Sem recursos para publicar resultados e para participar de Congressos
Em um momento de cortes de verbas nos mais diversos setores, incluindo a segurança pública, pesquisa, como a realizada no Instituto de Física da UFRGS, podem tornar mais eficiente o combate ao crime organizado. Porém, de acordo com Bruno Requião, esse tipo de estudo ainda é muito incipiente no Brasil. “Temos poucos grupos que trabalham nesse tipo de abordagem e os poucos resultados que aparecem já são impressionantes, mas é um processo de convencimento que mexe com estruturas que, há muitos anos, se mantêm no poder e na gerência de determinadas organizações”, pondera o pesquisador. Para Bruno, “a única maneira de obter ganhos em eficiência é apostar em ciência, na interação entre academia e sociedade”. Mesmo assim, muitos alunos que trabalham na pesquisa não têm bolsa de estudos e, às vezes, por falta de verba para as publicações, “não conseguimos divulgar os resultados das nossas pesquisas em grandes revistas científicas”, revela.
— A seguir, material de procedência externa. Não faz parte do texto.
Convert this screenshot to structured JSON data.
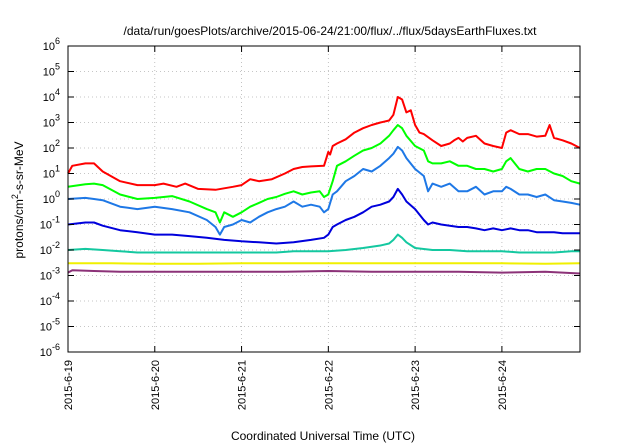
{
  "chart_data": {
    "type": "line",
    "title": "/data/run/goesPlots/archive/2015-06-24/21:00/flux/../flux/5daysEarthFluxes.txt",
    "xlabel": "Coordinated Universal Time (UTC)",
    "ylabel": {
      "prefix": "protons/cm",
      "sup": "2",
      "suffix": "-s-sr-MeV"
    },
    "yscale": "log",
    "ylim": [
      1e-06,
      1000000.0
    ],
    "y_tick_exponents": [
      -6,
      -5,
      -4,
      -3,
      -2,
      -1,
      0,
      1,
      2,
      3,
      4,
      5,
      6
    ],
    "y_tick_base": "10",
    "xlim": [
      0,
      5.9
    ],
    "x_ticks": [
      {
        "value": 0,
        "label": "2015-6-19"
      },
      {
        "value": 1,
        "label": "2015-6-20"
      },
      {
        "value": 2,
        "label": "2015-6-21"
      },
      {
        "value": 3,
        "label": "2015-6-22"
      },
      {
        "value": 4,
        "label": "2015-6-23"
      },
      {
        "value": 5,
        "label": "2015-6-24"
      }
    ],
    "grid": true,
    "series": [
      {
        "color": "#ff0000",
        "points": [
          [
            0,
            10
          ],
          [
            0.05,
            20
          ],
          [
            0.2,
            25
          ],
          [
            0.3,
            25
          ],
          [
            0.4,
            12
          ],
          [
            0.6,
            5
          ],
          [
            0.8,
            3.5
          ],
          [
            1.0,
            3.5
          ],
          [
            1.1,
            4
          ],
          [
            1.25,
            3
          ],
          [
            1.35,
            4
          ],
          [
            1.5,
            2.5
          ],
          [
            1.7,
            2.3
          ],
          [
            1.9,
            3
          ],
          [
            2.0,
            3.5
          ],
          [
            2.1,
            6
          ],
          [
            2.2,
            5
          ],
          [
            2.35,
            6
          ],
          [
            2.5,
            10
          ],
          [
            2.6,
            15
          ],
          [
            2.7,
            18
          ],
          [
            2.8,
            19
          ],
          [
            2.95,
            20
          ],
          [
            3.0,
            70
          ],
          [
            3.02,
            55
          ],
          [
            3.05,
            120
          ],
          [
            3.1,
            150
          ],
          [
            3.2,
            220
          ],
          [
            3.3,
            400
          ],
          [
            3.4,
            600
          ],
          [
            3.5,
            800
          ],
          [
            3.6,
            1000
          ],
          [
            3.7,
            1200
          ],
          [
            3.75,
            2000
          ],
          [
            3.8,
            10000
          ],
          [
            3.85,
            8000
          ],
          [
            3.9,
            2500
          ],
          [
            3.95,
            3000
          ],
          [
            4.0,
            800
          ],
          [
            4.05,
            400
          ],
          [
            4.1,
            350
          ],
          [
            4.2,
            200
          ],
          [
            4.3,
            120
          ],
          [
            4.4,
            150
          ],
          [
            4.45,
            200
          ],
          [
            4.5,
            250
          ],
          [
            4.55,
            180
          ],
          [
            4.6,
            250
          ],
          [
            4.7,
            300
          ],
          [
            4.8,
            150
          ],
          [
            4.9,
            120
          ],
          [
            5.0,
            100
          ],
          [
            5.05,
            400
          ],
          [
            5.1,
            500
          ],
          [
            5.2,
            350
          ],
          [
            5.3,
            350
          ],
          [
            5.4,
            280
          ],
          [
            5.5,
            300
          ],
          [
            5.55,
            800
          ],
          [
            5.6,
            250
          ],
          [
            5.7,
            200
          ],
          [
            5.8,
            150
          ],
          [
            5.9,
            100
          ]
        ]
      },
      {
        "color": "#00ff00",
        "points": [
          [
            0,
            3
          ],
          [
            0.2,
            3.8
          ],
          [
            0.3,
            4
          ],
          [
            0.4,
            3.5
          ],
          [
            0.6,
            1.5
          ],
          [
            0.8,
            1
          ],
          [
            1.0,
            1.1
          ],
          [
            1.2,
            1.3
          ],
          [
            1.4,
            0.8
          ],
          [
            1.6,
            0.4
          ],
          [
            1.7,
            0.3
          ],
          [
            1.75,
            0.12
          ],
          [
            1.8,
            0.3
          ],
          [
            1.9,
            0.2
          ],
          [
            2.0,
            0.3
          ],
          [
            2.1,
            0.5
          ],
          [
            2.2,
            0.7
          ],
          [
            2.3,
            1
          ],
          [
            2.4,
            1.2
          ],
          [
            2.5,
            1.6
          ],
          [
            2.6,
            2
          ],
          [
            2.7,
            1.5
          ],
          [
            2.8,
            1.8
          ],
          [
            2.9,
            2
          ],
          [
            2.95,
            1.2
          ],
          [
            3.0,
            1.5
          ],
          [
            3.05,
            5
          ],
          [
            3.1,
            20
          ],
          [
            3.2,
            30
          ],
          [
            3.3,
            50
          ],
          [
            3.4,
            80
          ],
          [
            3.5,
            100
          ],
          [
            3.6,
            150
          ],
          [
            3.7,
            300
          ],
          [
            3.75,
            500
          ],
          [
            3.8,
            800
          ],
          [
            3.85,
            600
          ],
          [
            3.9,
            300
          ],
          [
            4.0,
            120
          ],
          [
            4.1,
            80
          ],
          [
            4.15,
            30
          ],
          [
            4.2,
            25
          ],
          [
            4.3,
            25
          ],
          [
            4.4,
            30
          ],
          [
            4.5,
            20
          ],
          [
            4.6,
            20
          ],
          [
            4.7,
            15
          ],
          [
            4.8,
            15
          ],
          [
            4.9,
            12
          ],
          [
            5.0,
            15
          ],
          [
            5.05,
            30
          ],
          [
            5.1,
            40
          ],
          [
            5.2,
            15
          ],
          [
            5.3,
            12
          ],
          [
            5.4,
            15
          ],
          [
            5.5,
            15
          ],
          [
            5.6,
            10
          ],
          [
            5.7,
            8
          ],
          [
            5.8,
            5
          ],
          [
            5.9,
            4
          ]
        ]
      },
      {
        "color": "#1e78e6",
        "points": [
          [
            0,
            1
          ],
          [
            0.2,
            1.1
          ],
          [
            0.3,
            1
          ],
          [
            0.4,
            0.9
          ],
          [
            0.6,
            0.5
          ],
          [
            0.8,
            0.4
          ],
          [
            1.0,
            0.5
          ],
          [
            1.2,
            0.4
          ],
          [
            1.4,
            0.3
          ],
          [
            1.6,
            0.15
          ],
          [
            1.7,
            0.08
          ],
          [
            1.75,
            0.04
          ],
          [
            1.8,
            0.08
          ],
          [
            1.9,
            0.1
          ],
          [
            2.0,
            0.15
          ],
          [
            2.1,
            0.12
          ],
          [
            2.2,
            0.2
          ],
          [
            2.3,
            0.3
          ],
          [
            2.4,
            0.4
          ],
          [
            2.5,
            0.5
          ],
          [
            2.6,
            0.8
          ],
          [
            2.7,
            0.5
          ],
          [
            2.8,
            0.6
          ],
          [
            2.9,
            0.5
          ],
          [
            2.95,
            0.3
          ],
          [
            3.0,
            0.4
          ],
          [
            3.05,
            1.5
          ],
          [
            3.1,
            2
          ],
          [
            3.2,
            5
          ],
          [
            3.3,
            8
          ],
          [
            3.4,
            15
          ],
          [
            3.5,
            12
          ],
          [
            3.6,
            20
          ],
          [
            3.7,
            40
          ],
          [
            3.75,
            60
          ],
          [
            3.8,
            110
          ],
          [
            3.85,
            80
          ],
          [
            3.9,
            40
          ],
          [
            4.0,
            15
          ],
          [
            4.1,
            8
          ],
          [
            4.15,
            2
          ],
          [
            4.2,
            4
          ],
          [
            4.3,
            3
          ],
          [
            4.4,
            4
          ],
          [
            4.5,
            2
          ],
          [
            4.6,
            2
          ],
          [
            4.7,
            3
          ],
          [
            4.8,
            1.5
          ],
          [
            4.9,
            2
          ],
          [
            5.0,
            2
          ],
          [
            5.05,
            3
          ],
          [
            5.1,
            2.5
          ],
          [
            5.2,
            1.5
          ],
          [
            5.3,
            1.5
          ],
          [
            5.4,
            1.2
          ],
          [
            5.5,
            1.5
          ],
          [
            5.6,
            0.9
          ],
          [
            5.7,
            0.8
          ],
          [
            5.8,
            0.7
          ],
          [
            5.9,
            0.6
          ]
        ]
      },
      {
        "color": "#0000dc",
        "points": [
          [
            0,
            0.1
          ],
          [
            0.2,
            0.12
          ],
          [
            0.3,
            0.12
          ],
          [
            0.4,
            0.09
          ],
          [
            0.6,
            0.06
          ],
          [
            0.8,
            0.05
          ],
          [
            1.0,
            0.04
          ],
          [
            1.2,
            0.04
          ],
          [
            1.4,
            0.035
          ],
          [
            1.6,
            0.03
          ],
          [
            1.8,
            0.025
          ],
          [
            2.0,
            0.022
          ],
          [
            2.2,
            0.02
          ],
          [
            2.4,
            0.018
          ],
          [
            2.6,
            0.02
          ],
          [
            2.8,
            0.025
          ],
          [
            2.95,
            0.03
          ],
          [
            3.0,
            0.04
          ],
          [
            3.05,
            0.08
          ],
          [
            3.1,
            0.1
          ],
          [
            3.2,
            0.15
          ],
          [
            3.3,
            0.2
          ],
          [
            3.4,
            0.3
          ],
          [
            3.5,
            0.5
          ],
          [
            3.6,
            0.6
          ],
          [
            3.7,
            0.8
          ],
          [
            3.75,
            1.2
          ],
          [
            3.8,
            2.5
          ],
          [
            3.85,
            1.5
          ],
          [
            3.9,
            0.8
          ],
          [
            4.0,
            0.4
          ],
          [
            4.1,
            0.15
          ],
          [
            4.15,
            0.1
          ],
          [
            4.2,
            0.12
          ],
          [
            4.3,
            0.1
          ],
          [
            4.4,
            0.09
          ],
          [
            4.5,
            0.08
          ],
          [
            4.6,
            0.08
          ],
          [
            4.7,
            0.07
          ],
          [
            4.8,
            0.06
          ],
          [
            4.9,
            0.07
          ],
          [
            5.0,
            0.06
          ],
          [
            5.1,
            0.07
          ],
          [
            5.2,
            0.06
          ],
          [
            5.3,
            0.06
          ],
          [
            5.4,
            0.05
          ],
          [
            5.5,
            0.05
          ],
          [
            5.6,
            0.05
          ],
          [
            5.7,
            0.045
          ],
          [
            5.8,
            0.045
          ],
          [
            5.9,
            0.045
          ]
        ]
      },
      {
        "color": "#14c8a0",
        "points": [
          [
            0,
            0.01
          ],
          [
            0.2,
            0.011
          ],
          [
            0.4,
            0.01
          ],
          [
            0.6,
            0.009
          ],
          [
            0.8,
            0.008
          ],
          [
            1.0,
            0.008
          ],
          [
            1.2,
            0.008
          ],
          [
            1.4,
            0.008
          ],
          [
            1.6,
            0.008
          ],
          [
            1.8,
            0.008
          ],
          [
            2.0,
            0.008
          ],
          [
            2.2,
            0.008
          ],
          [
            2.4,
            0.008
          ],
          [
            2.6,
            0.009
          ],
          [
            2.8,
            0.009
          ],
          [
            3.0,
            0.009
          ],
          [
            3.2,
            0.01
          ],
          [
            3.4,
            0.012
          ],
          [
            3.6,
            0.015
          ],
          [
            3.7,
            0.018
          ],
          [
            3.75,
            0.025
          ],
          [
            3.8,
            0.04
          ],
          [
            3.85,
            0.03
          ],
          [
            3.9,
            0.02
          ],
          [
            4.0,
            0.012
          ],
          [
            4.2,
            0.01
          ],
          [
            4.4,
            0.01
          ],
          [
            4.6,
            0.009
          ],
          [
            4.8,
            0.009
          ],
          [
            5.0,
            0.009
          ],
          [
            5.2,
            0.008
          ],
          [
            5.4,
            0.008
          ],
          [
            5.6,
            0.008
          ],
          [
            5.8,
            0.009
          ],
          [
            5.9,
            0.009
          ]
        ]
      },
      {
        "color": "#f0f000",
        "points": [
          [
            0,
            0.003
          ],
          [
            0.5,
            0.003
          ],
          [
            1.0,
            0.0029
          ],
          [
            1.5,
            0.0029
          ],
          [
            2.0,
            0.003
          ],
          [
            2.5,
            0.003
          ],
          [
            3.0,
            0.003
          ],
          [
            3.5,
            0.003
          ],
          [
            4.0,
            0.003
          ],
          [
            4.5,
            0.003
          ],
          [
            5.0,
            0.003
          ],
          [
            5.5,
            0.0029
          ],
          [
            5.9,
            0.003
          ]
        ]
      },
      {
        "color": "#8c3278",
        "points": [
          [
            0,
            0.0013
          ],
          [
            0.05,
            0.0016
          ],
          [
            0.3,
            0.0015
          ],
          [
            0.6,
            0.0014
          ],
          [
            1.0,
            0.0014
          ],
          [
            1.5,
            0.0014
          ],
          [
            2.0,
            0.0014
          ],
          [
            2.5,
            0.0014
          ],
          [
            3.0,
            0.0015
          ],
          [
            3.5,
            0.0014
          ],
          [
            4.0,
            0.0014
          ],
          [
            4.5,
            0.0014
          ],
          [
            5.0,
            0.0013
          ],
          [
            5.5,
            0.0014
          ],
          [
            5.9,
            0.0012
          ]
        ]
      }
    ]
  }
}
O corte de recursos também afeta a participação em congressos, como ocorreu recentemente com dois eventos no exterior, que tinham como foco o objeto da pesquisa. Bruno teve que se contentar com uma participação remota. “É muito difícil, para qualquer integrante do nosso grupo, conseguir se inserir nesse contexto mundial de aplicação de teoria de redes, exatamente, pela falta de recursos”, lamenta.
Países desenvolvidos investem na pesquisa científica para combater o crime organizado. Foi o que aconteceu na França, em 2015, após uma série de atentados ocorridos em Paris. Em resposta, o governo francês e os órgãos de inteligência fizeram um amplo chamado para que físicos, matemáticos, entre outros profissionais, pudessem contribuir, com o seu conhecimento, para a prevenção desse tipo de ataque. “Ou seja, a ciência foi colocada a serviço da sociedade, disponibilizando recursos para a investigação acadêmica com o fim aplicado”. Orientador da linha de pesquisa de Bruno, o professor Sebastian Gonçalves, do Instituto de Física da UFRGS, diz que o exemplo da França demonstra a preocupação que os países desenvolvidos têm em aplicar os conhecimentos em teoria de redes para combater o crime organizado. “Infelizmente, aqui no Brasil, estamos na contramão do que acontece nestes países. O mundo está evoluindo de forma muito rápida nesta área e, se nós não acompanharmos, vamos acabar perdendo o bonde”, alerta o docente.